La conferencia de Abu Dabi reúne a expertos y representantes de unos 40 países para abordar la creación de un fondo especial de 100 millones de dólares para la protección del patrimonio y una red internacional de “refugios” para conservar los bienes amenazados por los conflictos.

El día antes de la conferencia, cinco premios Nobel llamaron a los participantes a asumir “sus responsabilidades” frente a una desafío “histórico” y a “actuar” para preservar los bienes cultural de la humanidad.

“Ya no es tiempo para indignaciones impotentes”, destacaron los signatarios, recordando que en Bamiyán (Afganistán), Mosul (Irak), Palmira (Siria) y Tombuctú (Malí), “el fanatismo” quiso destruir “nuestra esperanza en el futuro”.

‘Inseparable’

En el inicio de la conferencia se hicieron llamados a la “unidad” y a la “acción”.

“Es la hora de la movilización internacional: actores privados y públicos reunidos al servicio de la protección del patrimonio amenazado por las guerras, la barbarie y el terrorismo”, declaró el ex ministro socialista francés Jack Lang, añadiendo que esperaba que la reunión fuera “hacia la acción”.

“Trabajamos juntos para lanzar una iniciativa mundial”, dijo por su parte Mohamed Jalifa al Mubarak, presidente de la Autoridad del Turismo y de la Cultura de Abu Dabi.

Según Lang, París contribuirá con unos 30 millones de dólares en el fondo especial, que es la “clave del éxito” de este acuerdo internacional inédito.
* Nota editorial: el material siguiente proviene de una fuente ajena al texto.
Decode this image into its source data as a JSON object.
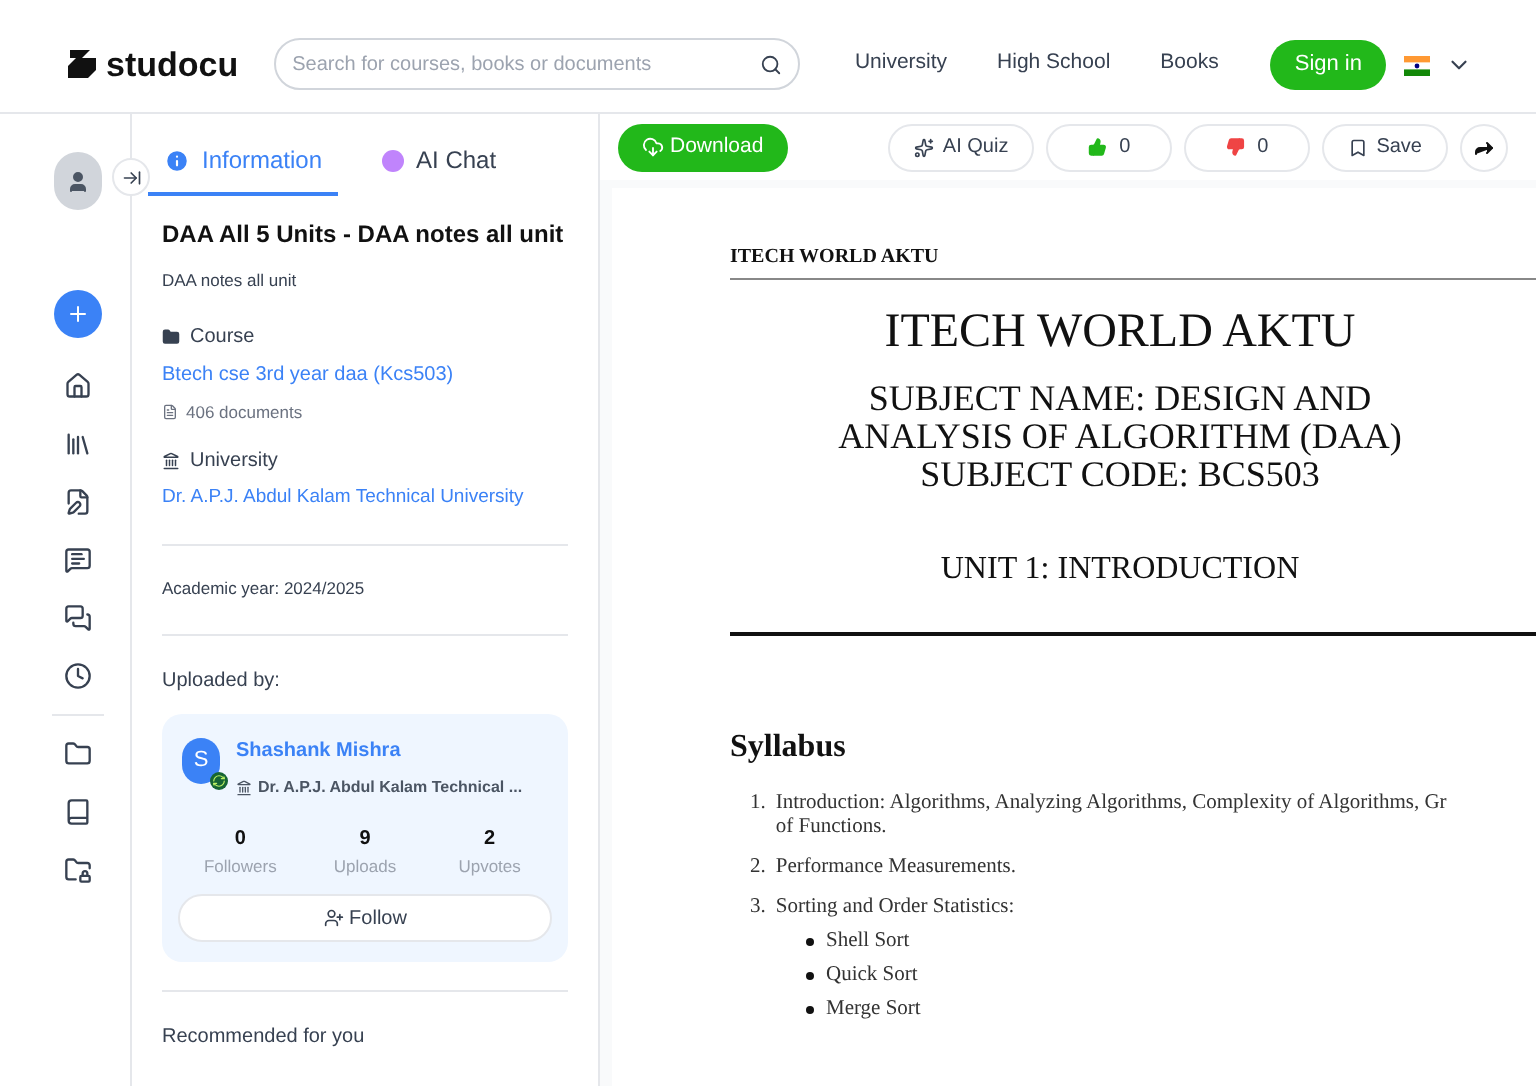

Se trata de constituir una alianza entre Estados, instituciones públicas, grupos privados, especialistas y grandes oenegés capaces de movilizarse para llevar a cabo acciones de prevención, intervención de urgencia y rehabilitación para los monumentos dañados o destruidos en conflictos.

“La protección del patrimonio es inseparable de la protección de las vidas humanas”, estimó Bokova por su lado, calificando de “crimen de guerra” y de “limpieza cultural” los saqueos cometidos en nombre del supuesto combate yihadista contra la idolatría.

‘Tolerancia’

El fondo internacional para la protección del patrimonio estará constituido por una “entidad jurídica independiente”, según un documento preparatorio que habla de una “fundación de derecho suizo” susceptible de ser creada en Ginebra en 2017.

Podría beneficiarse de incentivos fiscales e inspirarse del estatuto del “Global Fund”, el Fondo mundial de lucha contra el sida, la tuberculosis y el paludismo, una fundación no lucrativa con base en Ginebra, según una fuente francesa.

Otro objetivo de la conferencia es abordar la creación de una “red internacional de refugios” para responder a las demandas de los Estados que deseen proteger sus tesoros en peligro.

Por el momento, las modalidades están poco definidas. París habló sin embargo de una resolución del Consejo de Seguridad de la ONU para fijar normas generales de protección en virtud del derecho internacional.

Esta conferencia se celebrará al margen de las obras para terminar el Louvre de Abu Dabi, que será inaugurado en 2017, que quiere convertirse en “el primer museo universal en el mundo árabe” y un “símbolo de tolerancia”.